The moment the king heard them say Cenorientola he said,—‘That is she! It is the name she gave me.’
So he sent a carriage to fetch her in all haste. The bird meantime had given her a more beautiful dress than any she had had before, and priceless jewels, so that when they came to fetch her she looked quite fit to be a queen. Then the king married her; and though her sisters had behaved so ill to her she gave them two fine estates, so that all were content.
[The counterparts to the story are endless. In Grimm’s ‘Aschenputtel’ (p. 93), the nominal German counterpart, there is a stepmother as well as two sisters, and the story turns upon the gifts each daughter craves of the father, an episode which occurs in Roman versions with different titles. His ‘Die drei Männlein im Walde’ (‘Three Little Men in the Wood’) is like it, and the other versions too, and the episode in it of the good daughter receiving the faculty of dropping a gold coin from her mouth at every word she utters, is like a Hungarian story, in which no stepmother figures, but the evil genius of the story (the Lady-in-Waiting) is plainly called a witch. In this story it is a princess, from whose footsteps rise gold pieces, her tears are pearls, and her smiles rosebuds. In one of the Siddhi Kür Stories which I have translated as ‘Sagas from the far East’ (p. 49) is a similar incident, and a Spanish equivalent in Note 3. A friend of mine met with a very similar legend in a convent at Quito, concerning a nun called ‘the Rose of Quito,’ out of whose grave a rose-tree is said to have sprung and blossomed on the morrow of her burial. It seems, however, to have an independent origin, as ‘the Rose of Quito’ died within the last 150 years. In the Tirolean ‘Klein-Else,’ or ‘Aschenpfödl,’ to which allusion has already been made, and which answers to it in name, we have a connexion with the last group (as in some of the succeeding Roman versions) in the sun, moon, and star dresses.

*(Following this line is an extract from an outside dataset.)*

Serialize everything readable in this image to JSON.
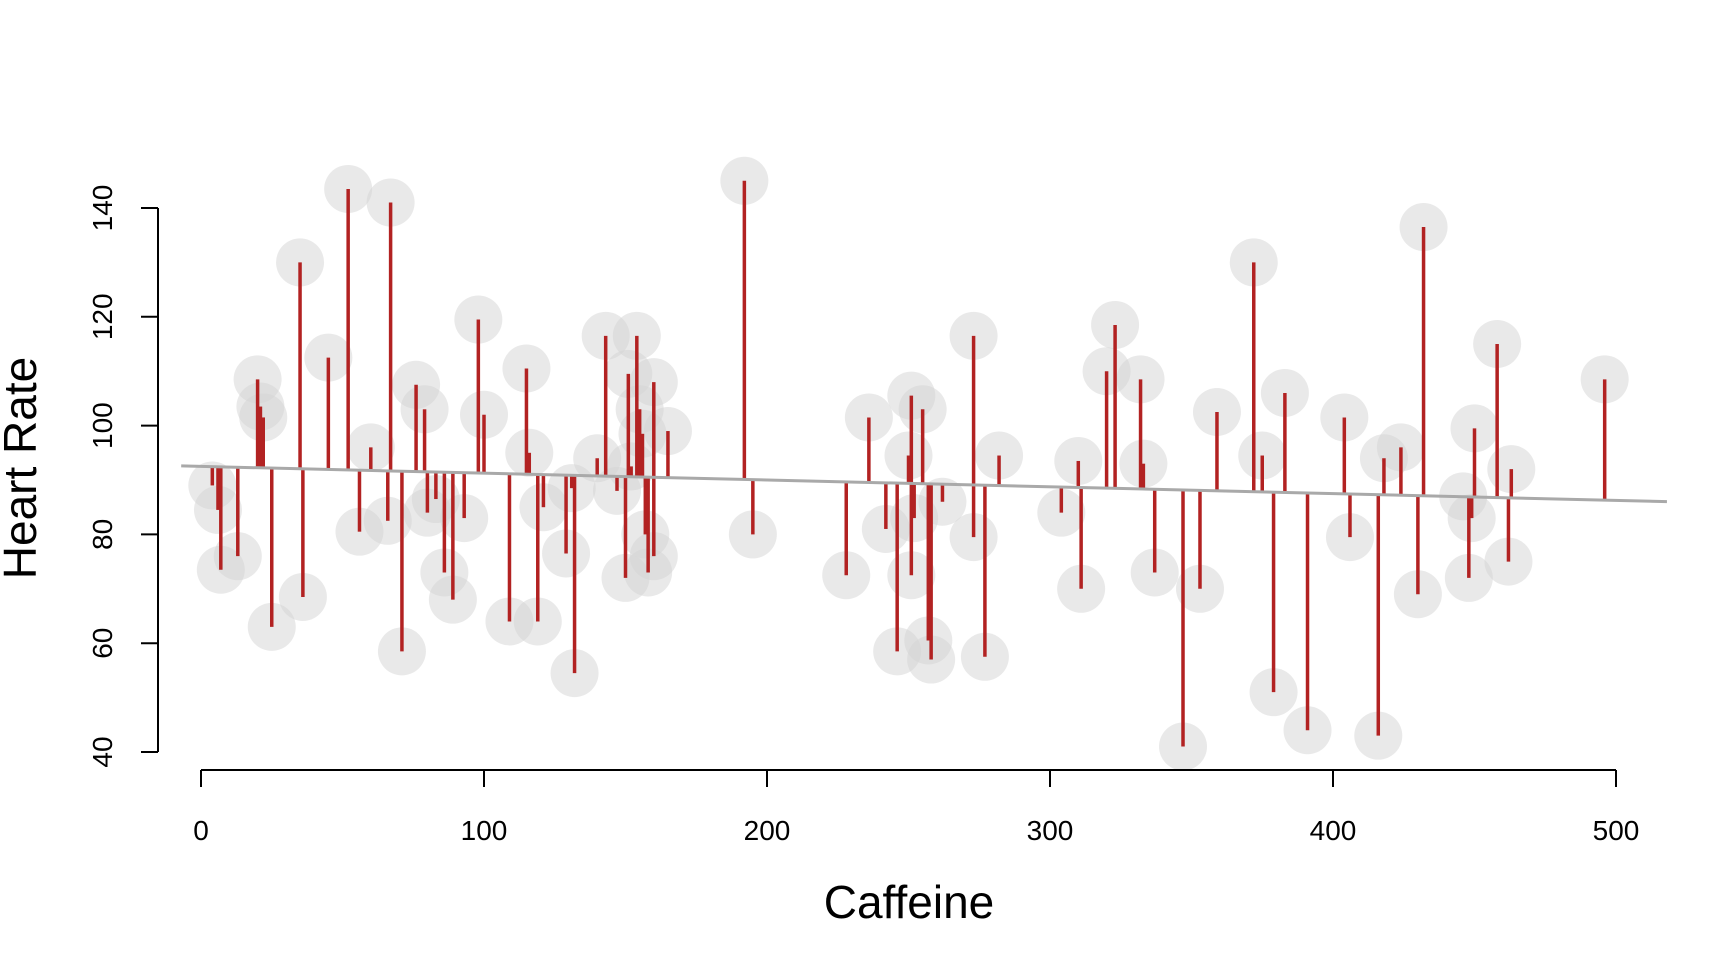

Among the Tales of Italian Tirol we find it as Zendrarola, and with a good deal of variation from any other form I have met. The story opens with a dying father as in the North Tirolean ‘Klein-Else,’ but it is only a rich man, not a warrior-baron, and he has three daughters instead of one. He bids them choose what gifts he shall bestow on them before he dies, and the eldest asks for a pair of earrings; the second for a dress; and the youngest for his magic sword, which gives whatever the possessor wishes for. The story is singular in this, that the elder sisters seem to have no spite. The father does not die; but, notwithstanding his recovery, he has nothing more to do with the story further than to give an unwilling consent that the youngest daughter, though his favourite, shall go forth with her sword and roam the world till she finds a husband. She only takes service in a large house in a big town, however; but there falls in love with a melancholy youth, son of a count, who lives opposite. For the sake of being nearer him, she obtains the place of kitchen-maid in his palace, and thus acquires her title of Zendrarola in a very different way from her counterparts in other lands. One day she hears he is going to a ball, and she makes her wishing-sword give her a dress like the sky; and the young Count, who has never admired anyone before, of course falls in love with her. When he comes back, he confides to his lady mother what has occurred, and Zendrarola, now again dressed as a dirty drudge, interposes that the fair one he was extolling was not prettier than herself. He silences her indignantly by giving her a poke with the shovel, and when she meets him next night in some beautiful attire, and he asks her where she comes from, she answers ‘dalla palettada’ (from shovel-blow). The next day the same thing happens, and he gives her a blow with the tongs, and when he asks her in the evening what her country is, she answers ‘majettada’ (tongs-blow); answering to Frustinaia and Stivalaia in the second Roman version of ‘Maria di Legno.’ He gives her a ring, which she sends up in his broth, as Klein-Else does in the pancake, and so he recognises and marries her. In one or two of the Roman versions also, the means of recognition is a ring in place of a slipper.